日刊スポーツ「フラッシュアップ」 大谷昭宏

1億5000万円持たせたのは誰だ
-買収資金交付罪で告訴、告発を-

 「“もらっていない”と言ったのは、うそじゃない。いまも“預かっているだけ”だから」と言い張って謝罪会見する市長がいる。丸坊主になった市長がいるかと思ったら、「胸元にねじ込まれて、返せなかった」と、めそめそ泣く市議がいる。テレビで放送しながら、ムカッ腹が立ってきた。
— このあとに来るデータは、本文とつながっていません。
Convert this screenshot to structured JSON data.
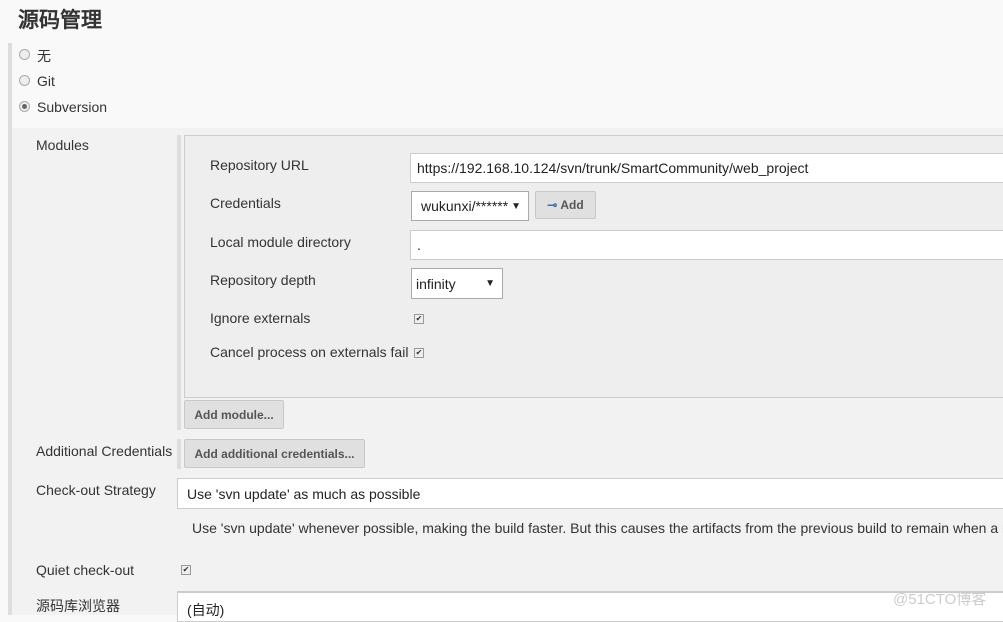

 衆参議員の河井克行(57)案里(46)容疑者夫妻の公選法違反買収事件。広島県内の市長や県議、市議、町議ら94人に配りまくった現金は計2570万円。ここにきて、その金をもらった側がまるでドミノ倒しのように「じつは私も」「いままでウソをついてました」と告白謝罪合戦。どうやら早めに白状して検察のお目こぼし、起訴猶予を狙うというのが、もっぱらの見方だ。

 とんでもない話だ。記者時代、私もさんざん扱った選挙違反事件。町内会長の誘いで行った懇親会で最後に市議があいさつしたので、お料理数千円分の供応罪に問われたというご婦人。受け取った政策パンフに入っていた3000円入りの封筒。危ないと思って神棚に置いていたけど、買収で略式起訴。「孫が学校に行けない」と泣いていた初老の男性。

 いずれも罰金刑とはいえ、前科となる。気の毒だけど、選挙は民主主義の根幹。金で票を買われたら制度は成り立たない。それが数十万から200万円ももらった県議や市長が起訴猶予狙いとは、あきれるばかりだ。

 さらに起訴猶予狙いのもう1つの理由に有罪となったら公民権が停止され、県下は市長や議員の出直し選や補欠選挙だらけになって広島の地方自治は大混乱に陥ってしまうというものがある。バカも休み休み言え。

 案里容疑者に、同じ自民党の対立候補の10倍、1億5000万円もの選挙資金を持たせたのは、どこの誰か。

 約1カ月後、8月6日の原爆の日。人類初めての惨禍から目ざましい発展を遂げた広島。市民の球団、赤ヘル軍団の胸のすくような活躍が何度もあった。その広島を、あれから75年、これほどの汚辱と屈辱にまみれさせた大元は誰だ。

 いま、広島県民が早急にやらなければならないことは、案里容疑者にこれほど巨額の持参金を持たせた組織、団体を公選法の買収資金交付罪で告訴、告発することだ。事態は急ぐ。一刻も早く、どなたか手を挙げてくれないだろうか。